Perturbations of elliptic operators in 1-sided chord-arc domains. Part II: Non-symmetric operators and Carleson measure estimates

We generalize to the setting of 1-sided chord-arc domains, that is, to domains satisfying the interior Corkscrew and Harnack Chain conditions (these are respectively scale-invariant/quantitative versions of the openness and path-connectedness) and which have an Ahlfors regular boundary, a result of Kenig-Kirchheim-Pipher-Toro, in which Carleson measure estimates for bounded solutions of the equation $Lu=-{\rm div}(A\nabla u) = 0$ with $A$ being a real (not necessarily symmetric) uniformly elliptic matrix, imply that the corresponding elliptic measure belongs to the Muckenhoupt $A_\infty$ class with respect to surface measure on the boundary. We present two applications of this result. In the first one we extend a perturbation result recently proved by Cavero-Hofmann-Martell presenting a simpler proof and allowing non-symmetric coefficients.
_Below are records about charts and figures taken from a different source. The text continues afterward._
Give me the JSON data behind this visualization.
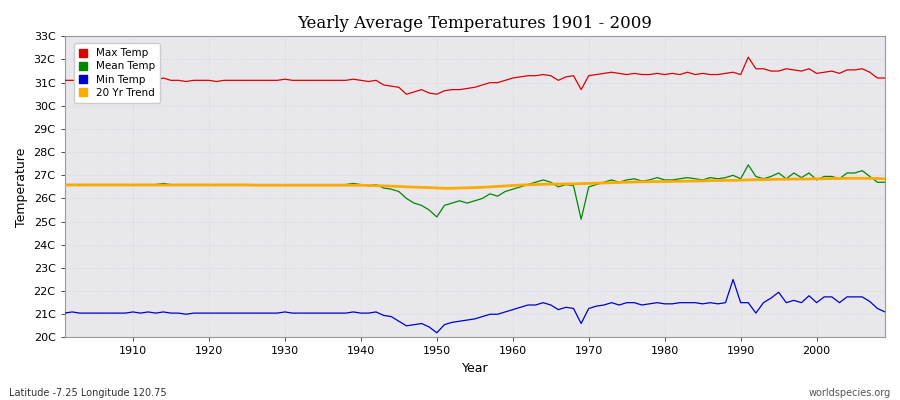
{
  "title": "Yearly Average Temperatures 1901 - 2009",
  "xlabel": "Year",
  "ylabel": "Temperature",
  "year_start": 1901,
  "year_end": 2009,
  "xlim": [
    1901,
    2009
  ],
  "ylim": [
    20,
    33
  ],
  "yticks": [
    20,
    21,
    22,
    23,
    24,
    25,
    26,
    27,
    28,
    29,
    30,
    31,
    32,
    33
  ],
  "ytick_labels": [
    "20C",
    "21C",
    "22C",
    "23C",
    "24C",
    "25C",
    "26C",
    "27C",
    "28C",
    "29C",
    "30C",
    "31C",
    "32C",
    "33C"
  ],
  "xticks": [
    1910,
    1920,
    1930,
    1940,
    1950,
    1960,
    1970,
    1980,
    1990,
    2000
  ],
  "plot_bg_color": "#e8e8ec",
  "fig_bg_color": "#ffffff",
  "grid_color": "#d0d0d8",
  "legend_labels": [
    "Max Temp",
    "Mean Temp",
    "Min Temp",
    "20 Yr Trend"
  ],
  "legend_colors": [
    "#dd0000",
    "#008800",
    "#0000cc",
    "#ffaa00"
  ],
  "line_colors": {
    "max": "#dd0000",
    "mean": "#008800",
    "min": "#0000cc",
    "trend": "#ffaa00"
  },
  "footer_left": "Latitude -7.25 Longitude 120.75",
  "footer_right": "worldspecies.org",
  "max_temp": [
    31.1,
    31.1,
    31.1,
    31.1,
    31.1,
    31.1,
    31.15,
    31.1,
    31.1,
    31.15,
    31.1,
    31.15,
    31.1,
    31.2,
    31.1,
    31.1,
    31.05,
    31.1,
    31.1,
    31.1,
    31.05,
    31.1,
    31.1,
    31.1,
    31.1,
    31.1,
    31.1,
    31.1,
    31.1,
    31.15,
    31.1,
    31.1,
    31.1,
    31.1,
    31.1,
    31.1,
    31.1,
    31.1,
    31.15,
    31.1,
    31.05,
    31.1,
    30.9,
    30.85,
    30.8,
    30.5,
    30.6,
    30.7,
    30.55,
    30.5,
    30.65,
    30.7,
    30.7,
    30.75,
    30.8,
    30.9,
    31.0,
    31.0,
    31.1,
    31.2,
    31.25,
    31.3,
    31.3,
    31.35,
    31.3,
    31.1,
    31.25,
    31.3,
    30.7,
    31.3,
    31.35,
    31.4,
    31.45,
    31.4,
    31.35,
    31.4,
    31.35,
    31.35,
    31.4,
    31.35,
    31.4,
    31.35,
    31.45,
    31.35,
    31.4,
    31.35,
    31.35,
    31.4,
    31.45,
    31.35,
    32.1,
    31.6,
    31.6,
    31.5,
    31.5,
    31.6,
    31.55,
    31.5,
    31.6,
    31.4,
    31.45,
    31.5,
    31.4,
    31.55,
    31.55,
    31.6,
    31.45,
    31.2,
    31.2
  ],
  "mean_temp": [
    26.6,
    26.6,
    26.6,
    26.6,
    26.6,
    26.6,
    26.6,
    26.6,
    26.6,
    26.6,
    26.6,
    26.6,
    26.6,
    26.65,
    26.6,
    26.6,
    26.6,
    26.6,
    26.6,
    26.6,
    26.6,
    26.6,
    26.6,
    26.6,
    26.6,
    26.6,
    26.6,
    26.6,
    26.6,
    26.6,
    26.6,
    26.6,
    26.6,
    26.6,
    26.6,
    26.6,
    26.6,
    26.6,
    26.65,
    26.6,
    26.55,
    26.6,
    26.45,
    26.4,
    26.3,
    26.0,
    25.8,
    25.7,
    25.5,
    25.2,
    25.7,
    25.8,
    25.9,
    25.8,
    25.9,
    26.0,
    26.2,
    26.1,
    26.3,
    26.4,
    26.5,
    26.6,
    26.7,
    26.8,
    26.7,
    26.5,
    26.6,
    26.55,
    25.1,
    26.5,
    26.6,
    26.7,
    26.8,
    26.7,
    26.8,
    26.85,
    26.75,
    26.8,
    26.9,
    26.8,
    26.8,
    26.85,
    26.9,
    26.85,
    26.8,
    26.9,
    26.85,
    26.9,
    27.0,
    26.85,
    27.45,
    26.95,
    26.85,
    26.95,
    27.1,
    26.85,
    27.1,
    26.9,
    27.1,
    26.8,
    26.95,
    26.95,
    26.85,
    27.1,
    27.1,
    27.2,
    26.95,
    26.7,
    26.7
  ],
  "min_temp": [
    21.05,
    21.1,
    21.05,
    21.05,
    21.05,
    21.05,
    21.05,
    21.05,
    21.05,
    21.1,
    21.05,
    21.1,
    21.05,
    21.1,
    21.05,
    21.05,
    21.0,
    21.05,
    21.05,
    21.05,
    21.05,
    21.05,
    21.05,
    21.05,
    21.05,
    21.05,
    21.05,
    21.05,
    21.05,
    21.1,
    21.05,
    21.05,
    21.05,
    21.05,
    21.05,
    21.05,
    21.05,
    21.05,
    21.1,
    21.05,
    21.05,
    21.1,
    20.95,
    20.9,
    20.7,
    20.5,
    20.55,
    20.6,
    20.45,
    20.2,
    20.55,
    20.65,
    20.7,
    20.75,
    20.8,
    20.9,
    21.0,
    21.0,
    21.1,
    21.2,
    21.3,
    21.4,
    21.4,
    21.5,
    21.4,
    21.2,
    21.3,
    21.25,
    20.6,
    21.25,
    21.35,
    21.4,
    21.5,
    21.4,
    21.5,
    21.5,
    21.4,
    21.45,
    21.5,
    21.45,
    21.45,
    21.5,
    21.5,
    21.5,
    21.45,
    21.5,
    21.45,
    21.5,
    22.5,
    21.5,
    21.5,
    21.05,
    21.5,
    21.7,
    21.95,
    21.5,
    21.6,
    21.5,
    21.8,
    21.5,
    21.75,
    21.75,
    21.5,
    21.75,
    21.75,
    21.75,
    21.55,
    21.25,
    21.1
  ],
  "trend": [
    26.58,
    26.58,
    26.58,
    26.58,
    26.58,
    26.58,
    26.58,
    26.58,
    26.58,
    26.58,
    26.58,
    26.58,
    26.58,
    26.58,
    26.58,
    26.58,
    26.58,
    26.58,
    26.58,
    26.58,
    26.58,
    26.58,
    26.58,
    26.58,
    26.58,
    26.57,
    26.57,
    26.57,
    26.57,
    26.57,
    26.57,
    26.57,
    26.57,
    26.57,
    26.57,
    26.57,
    26.57,
    26.57,
    26.57,
    26.57,
    26.56,
    26.55,
    26.54,
    26.53,
    26.52,
    26.5,
    26.49,
    26.48,
    26.47,
    26.45,
    26.44,
    26.44,
    26.45,
    26.46,
    26.47,
    26.48,
    26.5,
    26.52,
    26.54,
    26.56,
    26.58,
    26.59,
    26.6,
    26.61,
    26.62,
    26.62,
    26.63,
    26.63,
    26.64,
    26.65,
    26.66,
    26.67,
    26.68,
    26.69,
    26.7,
    26.71,
    26.72,
    26.72,
    26.73,
    26.73,
    26.74,
    26.74,
    26.75,
    26.75,
    26.76,
    26.77,
    26.77,
    26.78,
    26.78,
    26.79,
    26.8,
    26.81,
    26.81,
    26.82,
    26.83,
    26.83,
    26.84,
    26.84,
    26.84,
    26.85,
    26.85,
    26.86,
    26.86,
    26.87,
    26.87,
    26.87,
    26.87,
    26.86,
    26.85
  ]
}
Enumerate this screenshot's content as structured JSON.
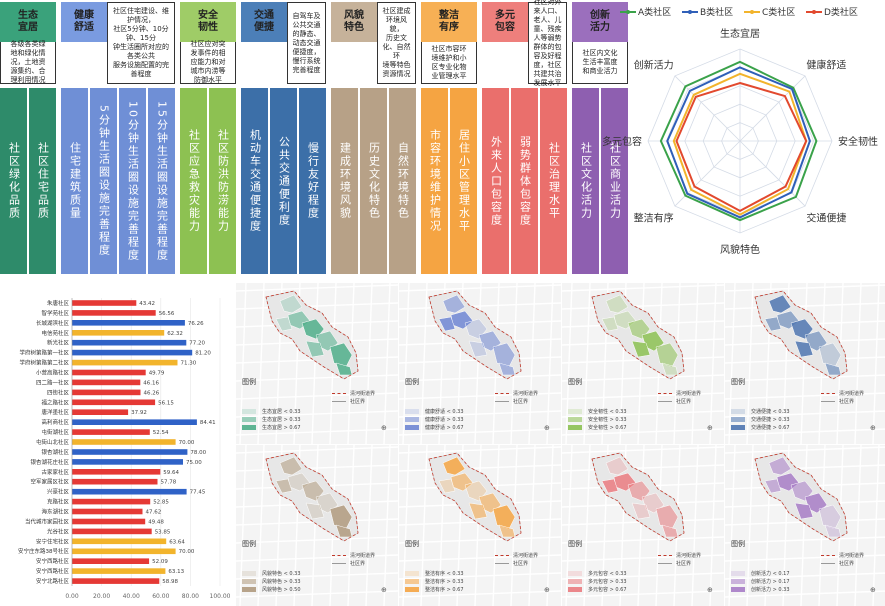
{
  "framework": {
    "dimensions": [
      {
        "title": "生态\n宜居",
        "desc": "各级各类绿\n地和绿化情\n况，土地资\n源集约、合\n理利用情况",
        "indicators": [
          "社区绿化品质",
          "社区住宅品质"
        ],
        "color": "#2e8b6a",
        "title_bg": "#3aa27b"
      },
      {
        "title": "健康\n舒适",
        "desc": "社区住宅建设、维护情况，\n社区5分钟、10分钟、15分\n钟生活圈所对应的各类公共\n服务设施配置的完善程度",
        "indicators": [
          "住宅建筑质量",
          "5分钟生活圈设施完善程度",
          "10分钟生活圈设施完善程度",
          "15分钟生活圈设施完善程度"
        ],
        "color": "#6f8fd6",
        "title_bg": "#7a9be0"
      },
      {
        "title": "安全\n韧性",
        "desc": "社区应对突\n发事件的相\n应能力和对\n城市内涝等\n防御水平",
        "indicators": [
          "社区应急救灾能力",
          "社区防洪防涝能力"
        ],
        "color": "#8dc152",
        "title_bg": "#9fcc67"
      },
      {
        "title": "交通\n便捷",
        "desc": "自驾车及公共交通\n的静态、动态交通\n便捷度，慢行系统\n完善程度",
        "indicators": [
          "机动车交通便捷度",
          "公共交通便利度",
          "慢行友好程度"
        ],
        "color": "#3c6fa8",
        "title_bg": "#4c7fb8"
      },
      {
        "title": "风貌\n特色",
        "desc": "社区建成环境风貌，\n历史文化、自然环\n境等特色资源情况",
        "indicators": [
          "建成环境风貌",
          "历史文化特色",
          "自然环境特色"
        ],
        "color": "#b7a187",
        "title_bg": "#c6b29a"
      },
      {
        "title": "整洁\n有序",
        "desc": "社区市容环\n境维护和小\n区专业化物\n业管理水平",
        "indicators": [
          "市容环境维护情况",
          "居住小区管理水平"
        ],
        "color": "#f5a442",
        "title_bg": "#f7b055"
      },
      {
        "title": "多元\n包容",
        "desc": "社区对外来人口、\n老人、儿童、残疾\n人等弱势群体的包\n容及好程度，社区\n共建共治发展水平",
        "indicators": [
          "外来人口包容度",
          "弱势群体包容度",
          "社区治理水平"
        ],
        "color": "#ea6f6c",
        "title_bg": "#ee7f7c"
      },
      {
        "title": "创新\n活力",
        "desc": "社区内文化\n生活丰富度\n和商业活力",
        "indicators": [
          "社区文化活力",
          "社区商业活力"
        ],
        "color": "#8e5fb0",
        "title_bg": "#9b6fbd"
      }
    ]
  },
  "radar": {
    "legend": [
      "A类社区",
      "B类社区",
      "C类社区",
      "D类社区"
    ],
    "colors": [
      "#3aa24a",
      "#2f5fb8",
      "#f2b42c",
      "#e2492e"
    ],
    "axes": [
      "生态宜居",
      "健康舒适",
      "安全韧性",
      "交通便捷",
      "风貌特色",
      "整洁有序",
      "多元包容",
      "创新活力"
    ],
    "series": [
      {
        "name": "A类社区",
        "values": [
          0.86,
          0.82,
          0.83,
          0.86,
          0.86,
          0.84,
          0.86,
          0.84
        ]
      },
      {
        "name": "B类社区",
        "values": [
          0.8,
          0.8,
          0.76,
          0.79,
          0.83,
          0.81,
          0.79,
          0.77
        ]
      },
      {
        "name": "C类社区",
        "values": [
          0.73,
          0.76,
          0.72,
          0.74,
          0.8,
          0.75,
          0.72,
          0.71
        ]
      },
      {
        "name": "D类社区",
        "values": [
          0.63,
          0.69,
          0.72,
          0.7,
          0.76,
          0.7,
          0.69,
          0.68
        ]
      }
    ]
  },
  "chart_data": {
    "type": "bar",
    "title": "",
    "xlim": [
      0,
      100
    ],
    "xticks": [
      "0.00",
      "20.00",
      "40.00",
      "60.00",
      "80.00",
      "100.00"
    ],
    "categories": [
      "朱唐社区",
      "智学苑社区",
      "长城湖滨社区",
      "电信苑社区",
      "新光社区",
      "学府树第路第一社区",
      "学府树第路第二社区",
      "小营高路社区",
      "四二路一社区",
      "四街社区",
      "福之路社区",
      "唐洋墨社区",
      "高利商社区",
      "屯街湖社区",
      "屯街山北社区",
      "银杏湖社区",
      "银杏湖花庄社区",
      "古家家社区",
      "空军家属区社区",
      "兴豪社区",
      "克路社区",
      "海东湖社区",
      "当代城市家园社区",
      "光谷社区",
      "安宁住宅社区",
      "安宁庄东路38号社区",
      "安宁西路社区",
      "安宁西路社区",
      "安宁北路社区"
    ],
    "values": [
      43.42,
      56.56,
      76.26,
      62.32,
      77.2,
      81.2,
      71.3,
      49.79,
      46.16,
      46.26,
      56.15,
      37.92,
      84.41,
      52.54,
      70.0,
      78.0,
      75.0,
      59.64,
      57.78,
      77.45,
      52.85,
      47.62,
      49.48,
      53.85,
      63.64,
      70.0,
      52.09,
      63.13,
      58.98
    ],
    "colors": [
      "#e53935",
      "#e53935",
      "#2f62c7",
      "#f2b42c",
      "#2f62c7",
      "#2f62c7",
      "#f2b42c",
      "#e53935",
      "#e53935",
      "#e53935",
      "#e53935",
      "#e53935",
      "#2f62c7",
      "#e53935",
      "#f2b42c",
      "#2f62c7",
      "#2f62c7",
      "#e53935",
      "#e53935",
      "#2f62c7",
      "#e53935",
      "#e53935",
      "#e53935",
      "#e53935",
      "#f2b42c",
      "#f2b42c",
      "#e53935",
      "#f2b42c",
      "#e53935"
    ]
  },
  "maps": [
    {
      "legend_title": "图例",
      "boundary": "清河街道界",
      "community": "社区界",
      "classes": [
        "生态宜居 < 0.33",
        "生态宜居 > 0.33",
        "生态宜居 > 0.67"
      ],
      "color": "#4fae8a"
    },
    {
      "legend_title": "图例",
      "boundary": "清河街道界",
      "community": "社区界",
      "classes": [
        "健康舒适 < 0.33",
        "健康舒适 > 0.33",
        "健康舒适 > 0.67"
      ],
      "color": "#6f86d3"
    },
    {
      "legend_title": "图例",
      "boundary": "清河街道界",
      "community": "社区界",
      "classes": [
        "安全韧性 < 0.33",
        "安全韧性 > 0.33",
        "安全韧性 > 0.67"
      ],
      "color": "#8cc152"
    },
    {
      "legend_title": "图例",
      "boundary": "清河街道界",
      "community": "社区界",
      "classes": [
        "交通便捷 < 0.33",
        "交通便捷 > 0.33",
        "交通便捷 > 0.67"
      ],
      "color": "#4f76b0"
    },
    {
      "legend_title": "图例",
      "boundary": "清河街道界",
      "community": "社区界",
      "classes": [
        "风貌特色 < 0.33",
        "风貌特色 > 0.33",
        "风貌特色 > 0.50"
      ],
      "color": "#b09a7e"
    },
    {
      "legend_title": "图例",
      "boundary": "清河街道界",
      "community": "社区界",
      "classes": [
        "整洁有序 < 0.33",
        "整洁有序 > 0.33",
        "整洁有序 > 0.67"
      ],
      "color": "#f5a442"
    },
    {
      "legend_title": "图例",
      "boundary": "清河街道界",
      "community": "社区界",
      "classes": [
        "多元包容 < 0.33",
        "多元包容 > 0.33",
        "多元包容 > 0.67"
      ],
      "color": "#ea7b80"
    },
    {
      "legend_title": "图例",
      "boundary": "清河街道界",
      "community": "社区界",
      "classes": [
        "创新活力 < 0.17",
        "创新活力 > 0.17",
        "创新活力 > 0.33"
      ],
      "color": "#a77cc6"
    }
  ]
}
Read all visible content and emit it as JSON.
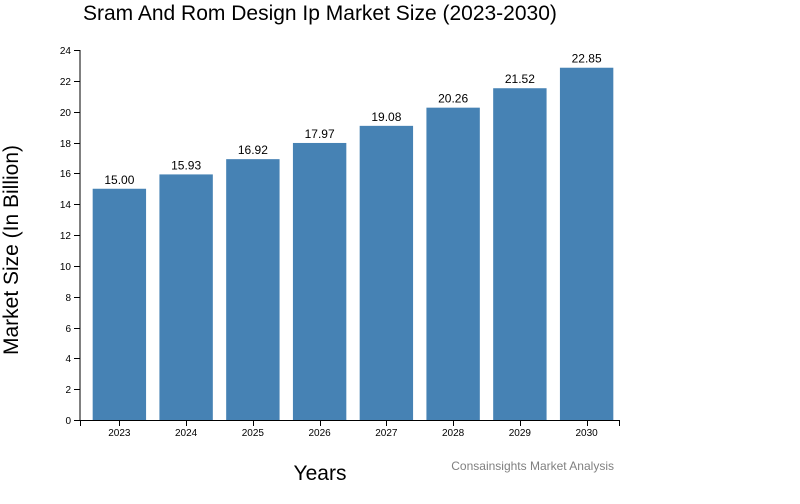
{
  "chart_data": {
    "type": "bar",
    "title": "Sram And Rom Design Ip Market Size (2023-2030)",
    "xlabel": "Years",
    "ylabel": "Market Size (In Billion)",
    "categories": [
      "2023",
      "2024",
      "2025",
      "2026",
      "2027",
      "2028",
      "2029",
      "2030"
    ],
    "values": [
      15.0,
      15.93,
      16.92,
      17.97,
      19.08,
      20.26,
      21.52,
      22.85
    ],
    "value_labels": [
      "15.00",
      "15.93",
      "16.92",
      "17.97",
      "19.08",
      "20.26",
      "21.52",
      "22.85"
    ],
    "ylim": [
      0,
      24
    ],
    "yticks": [
      0,
      2,
      4,
      6,
      8,
      10,
      12,
      14,
      16,
      18,
      20,
      22,
      24
    ],
    "grid": false,
    "legend": "none",
    "bar_color": "#4682b4",
    "source": "Consainsights Market Analysis"
  }
}
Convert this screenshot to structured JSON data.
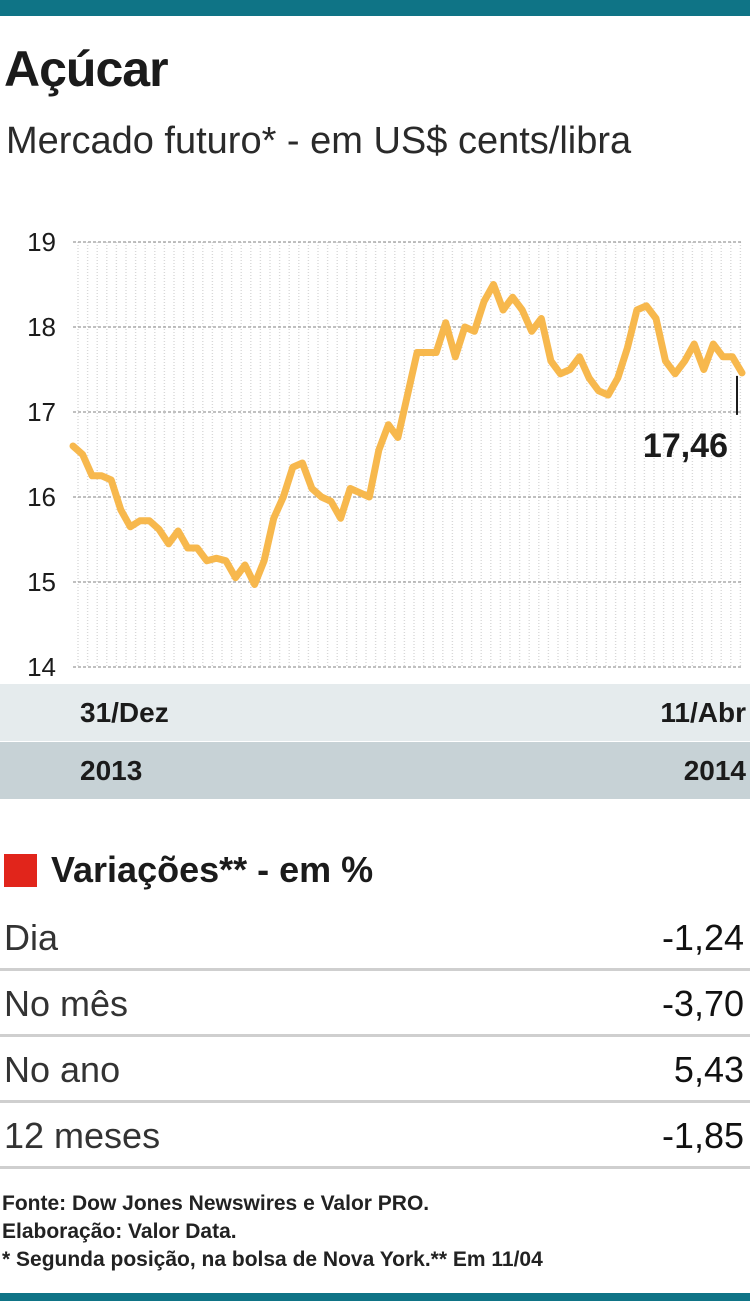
{
  "title": "Açúcar",
  "subtitle": "Mercado futuro* - em US$ cents/libra",
  "chart_data": {
    "type": "line",
    "ylim": [
      14,
      19
    ],
    "yticks": [
      "14",
      "15",
      "16",
      "17",
      "18",
      "19"
    ],
    "x_start_label": "31/Dez",
    "x_end_label": "11/Abr",
    "year_start_label": "2013",
    "year_end_label": "2014",
    "last_value_label": "17,46",
    "series": [
      {
        "color": "#f7b84d",
        "values": [
          16.6,
          16.5,
          16.25,
          16.25,
          16.2,
          15.85,
          15.65,
          15.72,
          15.72,
          15.62,
          15.45,
          15.6,
          15.4,
          15.4,
          15.25,
          15.28,
          15.25,
          15.05,
          15.2,
          14.97,
          15.25,
          15.75,
          16.0,
          16.35,
          16.4,
          16.1,
          16.0,
          15.95,
          15.75,
          16.1,
          16.05,
          16.0,
          16.55,
          16.85,
          16.7,
          17.2,
          17.7,
          17.7,
          17.7,
          18.05,
          17.65,
          18.0,
          17.95,
          18.3,
          18.5,
          18.2,
          18.35,
          18.2,
          17.95,
          18.1,
          17.6,
          17.45,
          17.5,
          17.65,
          17.4,
          17.25,
          17.2,
          17.4,
          17.75,
          18.2,
          18.25,
          18.1,
          17.6,
          17.45,
          17.6,
          17.8,
          17.5,
          17.8,
          17.65,
          17.65,
          17.46
        ]
      }
    ]
  },
  "variations": {
    "title": "Variações** - em %",
    "rows": [
      {
        "label": "Dia",
        "value": "-1,24"
      },
      {
        "label": "No mês",
        "value": "-3,70"
      },
      {
        "label": "No ano",
        "value": "5,43"
      },
      {
        "label": "12 meses",
        "value": "-1,85"
      }
    ]
  },
  "footer": {
    "source": "Fonte: Dow Jones Newswires e Valor PRO.",
    "elaboration": "Elaboração: Valor Data.",
    "note": "* Segunda posição, na bolsa de Nova York.** Em 11/04"
  }
}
Second, we prove that if an operator $L$ as above has locally Lipschitz coefficients satisfying certain Carleson measure condition then $\omega_L\in A_\infty$ if and only if $\omega_{L^\top}\in A_\infty$. As a consequence, we can remove one of the main assumptions in the non-symmetric case of a result of Hofmann-Martell-Toro and show that if the coefficients satisfy a slightly stronger Carleson measure condition the membership of the elliptic measure associated with $L$ to the class $A_\infty$ yields that the domain is indeed a chord-arc domain.